2.根据权利要求1所述的方法,其特征在于,所述方法应用于表情识别模型,所述表情识别模型包括第一神经网络模型;所述根据所述待识别图像,得到所述待识别图像的图像特征图,包括:
将所述待识别图像输入第一神经网络模型,得到所述待识别图像的图像特征图;
其中,所述第一神经网络模型包括若干第一卷积模块,所述若干第一卷积模块依次连接,且每个第一卷积模块包括滤波器、批标准化层、MP模型和激活函数。

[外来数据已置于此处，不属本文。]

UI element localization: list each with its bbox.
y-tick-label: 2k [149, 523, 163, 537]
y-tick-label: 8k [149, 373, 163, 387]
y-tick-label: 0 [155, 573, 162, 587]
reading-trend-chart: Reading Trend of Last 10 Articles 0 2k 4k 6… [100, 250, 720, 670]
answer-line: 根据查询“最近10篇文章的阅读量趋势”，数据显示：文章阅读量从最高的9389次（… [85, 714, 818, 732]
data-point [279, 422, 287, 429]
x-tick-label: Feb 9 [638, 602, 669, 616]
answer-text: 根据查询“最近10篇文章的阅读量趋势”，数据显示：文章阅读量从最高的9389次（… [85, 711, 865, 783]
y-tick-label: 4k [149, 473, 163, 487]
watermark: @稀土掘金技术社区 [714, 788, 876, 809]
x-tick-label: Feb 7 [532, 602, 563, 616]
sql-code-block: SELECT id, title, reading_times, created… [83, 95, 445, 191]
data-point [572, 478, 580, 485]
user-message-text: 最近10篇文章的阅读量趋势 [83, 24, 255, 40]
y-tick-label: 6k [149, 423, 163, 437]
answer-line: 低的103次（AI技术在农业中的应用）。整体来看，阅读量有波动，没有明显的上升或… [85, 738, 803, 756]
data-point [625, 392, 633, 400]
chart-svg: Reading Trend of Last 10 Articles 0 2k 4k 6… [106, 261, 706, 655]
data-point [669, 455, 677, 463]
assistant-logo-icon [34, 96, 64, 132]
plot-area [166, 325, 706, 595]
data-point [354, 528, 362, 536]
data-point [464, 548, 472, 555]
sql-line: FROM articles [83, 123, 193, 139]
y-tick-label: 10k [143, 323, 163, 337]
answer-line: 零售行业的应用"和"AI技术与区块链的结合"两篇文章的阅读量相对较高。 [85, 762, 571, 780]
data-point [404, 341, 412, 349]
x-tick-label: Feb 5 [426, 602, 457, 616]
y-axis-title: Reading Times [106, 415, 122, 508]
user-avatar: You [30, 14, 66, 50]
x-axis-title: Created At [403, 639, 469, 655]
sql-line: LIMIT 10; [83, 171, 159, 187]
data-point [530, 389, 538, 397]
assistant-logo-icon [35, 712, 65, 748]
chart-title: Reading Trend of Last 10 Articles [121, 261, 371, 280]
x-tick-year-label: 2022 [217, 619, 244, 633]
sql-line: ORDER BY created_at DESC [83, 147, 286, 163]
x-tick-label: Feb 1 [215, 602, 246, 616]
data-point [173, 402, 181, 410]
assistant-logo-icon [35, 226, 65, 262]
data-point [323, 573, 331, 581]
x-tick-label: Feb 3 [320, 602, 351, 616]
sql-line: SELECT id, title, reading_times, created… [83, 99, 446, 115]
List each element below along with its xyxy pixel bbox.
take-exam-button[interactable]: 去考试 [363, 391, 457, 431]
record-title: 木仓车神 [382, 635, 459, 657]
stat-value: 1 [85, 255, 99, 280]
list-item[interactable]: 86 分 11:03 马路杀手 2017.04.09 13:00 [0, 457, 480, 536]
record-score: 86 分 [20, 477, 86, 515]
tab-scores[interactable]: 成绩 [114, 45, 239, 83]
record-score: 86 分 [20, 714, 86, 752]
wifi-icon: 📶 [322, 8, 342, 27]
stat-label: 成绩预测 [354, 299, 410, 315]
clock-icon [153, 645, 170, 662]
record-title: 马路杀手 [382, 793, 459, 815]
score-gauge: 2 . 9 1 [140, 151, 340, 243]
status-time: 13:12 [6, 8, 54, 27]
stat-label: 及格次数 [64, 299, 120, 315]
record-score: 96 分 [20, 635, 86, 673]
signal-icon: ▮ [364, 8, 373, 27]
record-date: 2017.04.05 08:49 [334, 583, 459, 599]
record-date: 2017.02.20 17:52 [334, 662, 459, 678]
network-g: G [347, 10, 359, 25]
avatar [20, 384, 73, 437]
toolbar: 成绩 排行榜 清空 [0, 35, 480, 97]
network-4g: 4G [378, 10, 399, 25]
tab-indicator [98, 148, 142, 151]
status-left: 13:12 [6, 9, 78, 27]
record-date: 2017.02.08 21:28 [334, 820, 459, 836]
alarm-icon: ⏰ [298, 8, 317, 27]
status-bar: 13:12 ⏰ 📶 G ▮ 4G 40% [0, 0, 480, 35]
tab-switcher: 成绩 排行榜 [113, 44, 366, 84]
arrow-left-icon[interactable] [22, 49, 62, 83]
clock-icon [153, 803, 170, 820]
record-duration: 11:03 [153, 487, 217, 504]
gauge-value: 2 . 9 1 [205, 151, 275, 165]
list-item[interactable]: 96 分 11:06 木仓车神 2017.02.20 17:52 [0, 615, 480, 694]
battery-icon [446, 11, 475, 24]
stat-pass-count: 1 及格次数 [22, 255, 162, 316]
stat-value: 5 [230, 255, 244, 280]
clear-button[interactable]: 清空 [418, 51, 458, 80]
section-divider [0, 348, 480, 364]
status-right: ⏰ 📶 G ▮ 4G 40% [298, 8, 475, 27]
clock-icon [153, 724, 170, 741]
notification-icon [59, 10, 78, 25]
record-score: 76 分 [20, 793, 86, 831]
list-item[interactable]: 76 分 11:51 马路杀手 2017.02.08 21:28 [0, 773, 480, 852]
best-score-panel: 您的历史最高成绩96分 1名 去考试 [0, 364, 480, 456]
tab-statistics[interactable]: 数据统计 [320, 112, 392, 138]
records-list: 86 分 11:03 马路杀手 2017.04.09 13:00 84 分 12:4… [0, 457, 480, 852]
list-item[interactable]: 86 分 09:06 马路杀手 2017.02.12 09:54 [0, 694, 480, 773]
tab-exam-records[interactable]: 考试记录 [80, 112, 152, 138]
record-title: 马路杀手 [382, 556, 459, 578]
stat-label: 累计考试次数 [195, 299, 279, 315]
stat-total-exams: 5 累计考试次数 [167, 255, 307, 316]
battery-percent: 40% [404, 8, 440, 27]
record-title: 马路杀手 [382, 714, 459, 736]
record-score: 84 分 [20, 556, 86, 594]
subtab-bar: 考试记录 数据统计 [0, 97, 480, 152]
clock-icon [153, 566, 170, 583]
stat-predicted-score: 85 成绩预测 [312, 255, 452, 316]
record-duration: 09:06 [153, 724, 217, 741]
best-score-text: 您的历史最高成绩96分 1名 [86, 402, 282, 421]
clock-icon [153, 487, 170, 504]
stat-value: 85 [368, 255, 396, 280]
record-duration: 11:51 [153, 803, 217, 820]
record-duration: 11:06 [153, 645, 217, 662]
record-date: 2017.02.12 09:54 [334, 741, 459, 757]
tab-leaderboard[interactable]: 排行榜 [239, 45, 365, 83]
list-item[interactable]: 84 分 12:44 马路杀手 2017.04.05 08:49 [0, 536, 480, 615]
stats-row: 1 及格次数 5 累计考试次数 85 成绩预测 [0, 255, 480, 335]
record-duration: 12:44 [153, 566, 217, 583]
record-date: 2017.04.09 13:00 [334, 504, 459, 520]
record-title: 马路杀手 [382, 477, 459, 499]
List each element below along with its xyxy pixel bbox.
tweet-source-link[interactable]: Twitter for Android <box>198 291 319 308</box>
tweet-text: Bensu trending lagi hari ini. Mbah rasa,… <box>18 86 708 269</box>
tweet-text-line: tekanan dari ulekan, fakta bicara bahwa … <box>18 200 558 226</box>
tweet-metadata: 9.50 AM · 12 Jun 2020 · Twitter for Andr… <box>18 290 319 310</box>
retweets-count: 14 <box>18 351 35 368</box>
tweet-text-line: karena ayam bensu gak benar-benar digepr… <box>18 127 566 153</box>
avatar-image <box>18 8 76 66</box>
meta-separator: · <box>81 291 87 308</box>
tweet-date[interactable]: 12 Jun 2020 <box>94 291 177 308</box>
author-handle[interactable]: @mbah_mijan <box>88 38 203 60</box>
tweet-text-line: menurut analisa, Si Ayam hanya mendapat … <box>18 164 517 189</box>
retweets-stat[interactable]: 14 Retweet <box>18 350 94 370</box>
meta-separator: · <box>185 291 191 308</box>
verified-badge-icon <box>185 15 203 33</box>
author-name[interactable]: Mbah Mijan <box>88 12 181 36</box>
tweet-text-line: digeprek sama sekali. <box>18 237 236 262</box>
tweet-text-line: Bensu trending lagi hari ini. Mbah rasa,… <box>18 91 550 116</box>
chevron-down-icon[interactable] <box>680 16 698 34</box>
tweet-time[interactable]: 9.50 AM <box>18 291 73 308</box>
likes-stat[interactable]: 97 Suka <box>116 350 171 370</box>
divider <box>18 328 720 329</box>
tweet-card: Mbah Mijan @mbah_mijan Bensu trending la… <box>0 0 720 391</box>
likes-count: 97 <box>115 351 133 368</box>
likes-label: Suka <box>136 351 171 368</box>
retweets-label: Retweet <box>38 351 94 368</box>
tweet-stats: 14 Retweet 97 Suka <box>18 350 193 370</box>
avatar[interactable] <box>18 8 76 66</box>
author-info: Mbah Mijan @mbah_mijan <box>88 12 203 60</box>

3.根据权利要求1所述的方法,其特征在于,所述方法应用于表情识别模型,所述表情识别模型包括全局模型、局部模型;所述根据所述图像特征图,确定全局特征信息和局部特征信息,包括:
将所述图像特征图输入全局模型,得到全局特征信息;
将所述图像特征图输入局部模型,得到局部特征信息。
4.根据权利要求3所述的方法,其特征在于,所述全局模型包括第一卷积层、H-Sigmoid激活函数层、通道注意力模块、空间注意力模块和第二卷积层;所述将所述图像特征图输入全局模型,得到全局特征信息,包括:
将所述图像特征图输入所述第一卷积层,得到第一特征图;
将所述第一特征图输入所述H-Sigmoid激活函数层,得到第二特征图;
将所述第二特征图输入所述通道注意力模块,得到通道注意力图;
将所述通道注意力图输入到所述空间注意力模块,得到空间注意力图;
将所述空间注意力图输入到所述第二卷积层,得到所述全局特征信息。
5.根据权利要求3所述的方法,其特征在于,所述局部模型包括N个局部特征提取卷积层、注意力模块,其中,N为大于1的正整数;所述将所述图像特征图输入局部模型,得到局部特征信息,包括:
根据所述图像特征图,生成N个局部图像块;
分别将各个局部图像块输入各个局部特征提取卷积层,得到N个局部特征图;
将所述N个局部特征图输入所述注意力模块,得到局部特征信息。
6.根据权利要求5所述的方法,其特征在于,所述注意力模块包括池化层、第二卷积模块、N个第三卷积层和归一化层;所述将所述N个局部特征图输入所述注意力模块,得到局部特征信息,包括:
将所述N个局部特征图进行融合,得到融合特征图;
将所述融合特征图输入所述池化层,得到池化特征图;
将所述池化特征图输入所述第二卷积模块,得到处理局部特征图;
将所述处理局部特征图分别输入各个第三卷积层,得到N个子局部特征图;
针对每个子局部特征图,将该子局部特征图输入归一化层,得到该子局部特征图对应的权重值;根据该子局部特征图对应的权重值和局部特征图,得到该子局部特征图对应的局部特征图;
将N个局部特征图进行融合,得到局部特征信息。
7.根据权利要求5所述的方法,其特征在于,所述根据所述全局特征信息和所述局部特征信息,确定所述待识别图像的表情类型,包括:
将所述全局特征信息输入第一全局平均池化层,得到全局池化特征信息;
将所述局部特征信息输入第二全局平均池化层,得到局部池化特征信息;
将所述全局池化特征信息和所述局部池化特征信息输入全连接层,得到所述待识别图像的表情类型。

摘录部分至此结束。